I find this extremely insulting to men. My mother makes twice what my father makes. My boyfriend’s father is a stay-at-home dad by choice while his mother is a judge. My best friend’s mother is a highly successful and well-known reporter who makes triple her husband’s salary. Off the top of my head, I could list at least three very functional marriages, happy families, and doting husbands. Men are not ego-driven animals; those who are clearly are not worth your time.

“Start looking early and stop wasting time dating men who aren’t good for you: bad boys, crazy guys and married men.”
No one enters a relationship with the intention to waste time. Love and people are often unpredictable. Marriage is not just an item to simply check off the to-do list. If it was this easy, no one would be single.

“College is the best place to look for your mate.”
College is a time for self-discovery and fun.
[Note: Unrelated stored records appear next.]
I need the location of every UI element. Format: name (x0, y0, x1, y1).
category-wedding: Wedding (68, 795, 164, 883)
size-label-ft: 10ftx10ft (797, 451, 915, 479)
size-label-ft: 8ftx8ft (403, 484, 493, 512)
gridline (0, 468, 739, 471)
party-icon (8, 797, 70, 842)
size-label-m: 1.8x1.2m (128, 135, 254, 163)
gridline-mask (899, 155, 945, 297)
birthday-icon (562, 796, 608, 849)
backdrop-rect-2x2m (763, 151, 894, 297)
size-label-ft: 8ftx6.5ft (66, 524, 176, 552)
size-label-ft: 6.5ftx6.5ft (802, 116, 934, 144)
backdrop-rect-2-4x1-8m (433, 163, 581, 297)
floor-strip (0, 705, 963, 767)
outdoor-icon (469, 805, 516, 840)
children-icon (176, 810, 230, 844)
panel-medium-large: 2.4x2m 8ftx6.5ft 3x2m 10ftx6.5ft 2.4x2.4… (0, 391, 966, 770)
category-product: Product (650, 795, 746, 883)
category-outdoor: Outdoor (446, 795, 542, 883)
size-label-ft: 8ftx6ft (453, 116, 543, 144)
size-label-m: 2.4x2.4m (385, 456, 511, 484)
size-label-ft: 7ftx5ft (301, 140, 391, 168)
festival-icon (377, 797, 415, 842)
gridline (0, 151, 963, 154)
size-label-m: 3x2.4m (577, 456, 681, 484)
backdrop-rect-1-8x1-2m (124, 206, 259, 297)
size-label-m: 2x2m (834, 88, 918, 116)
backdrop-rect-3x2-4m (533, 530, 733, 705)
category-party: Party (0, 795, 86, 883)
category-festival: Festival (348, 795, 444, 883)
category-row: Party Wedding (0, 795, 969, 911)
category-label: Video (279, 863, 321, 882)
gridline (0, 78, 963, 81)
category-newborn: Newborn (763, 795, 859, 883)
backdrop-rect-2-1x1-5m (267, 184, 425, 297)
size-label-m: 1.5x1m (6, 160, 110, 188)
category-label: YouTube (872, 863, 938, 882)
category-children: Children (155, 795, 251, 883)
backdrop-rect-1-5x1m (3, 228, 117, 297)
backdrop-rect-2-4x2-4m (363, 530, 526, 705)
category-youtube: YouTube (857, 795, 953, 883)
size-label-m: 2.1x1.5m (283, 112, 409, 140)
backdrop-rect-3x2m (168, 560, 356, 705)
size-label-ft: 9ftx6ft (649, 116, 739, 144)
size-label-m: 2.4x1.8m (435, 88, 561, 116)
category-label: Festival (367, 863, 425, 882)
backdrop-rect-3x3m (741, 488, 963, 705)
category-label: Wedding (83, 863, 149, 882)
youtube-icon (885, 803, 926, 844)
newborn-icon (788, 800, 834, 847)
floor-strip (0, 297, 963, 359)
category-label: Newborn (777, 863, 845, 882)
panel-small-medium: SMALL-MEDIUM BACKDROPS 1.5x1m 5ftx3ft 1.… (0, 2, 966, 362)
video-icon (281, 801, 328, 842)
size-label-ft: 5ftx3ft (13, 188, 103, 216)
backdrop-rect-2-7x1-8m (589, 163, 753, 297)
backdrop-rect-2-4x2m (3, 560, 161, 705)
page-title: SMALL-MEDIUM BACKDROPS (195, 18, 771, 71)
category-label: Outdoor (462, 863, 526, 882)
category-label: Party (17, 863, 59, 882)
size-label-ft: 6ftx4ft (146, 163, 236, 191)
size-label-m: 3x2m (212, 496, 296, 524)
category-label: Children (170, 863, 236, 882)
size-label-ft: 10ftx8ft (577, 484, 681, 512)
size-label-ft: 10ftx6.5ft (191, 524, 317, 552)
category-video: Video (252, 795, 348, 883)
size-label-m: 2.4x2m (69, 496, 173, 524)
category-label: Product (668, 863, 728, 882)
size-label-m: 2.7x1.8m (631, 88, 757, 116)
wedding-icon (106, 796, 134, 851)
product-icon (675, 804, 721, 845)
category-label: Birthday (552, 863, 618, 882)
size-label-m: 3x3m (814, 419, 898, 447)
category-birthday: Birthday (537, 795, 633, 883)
If that by chance happens to include a romantic partner, lucky you; if not, there is so much more to life than one relationship. The most important thing to take care of is your happiness and success. You are your top priority, and college is about furthering your intelligence and experience, not just to set up an independent and stable career path, but also to grow as a person individually. This is not a time to worry about settling down.

“There is nothing incongruous about educated, ambitious women wanting to be wives and mothers.”
No, there isn’t, just as there’s nothing wrong with men wanting to be both husbands/fathers and educated. Isn’t the whole point of feminism and 21st century ideals that we can be happy and successful as both?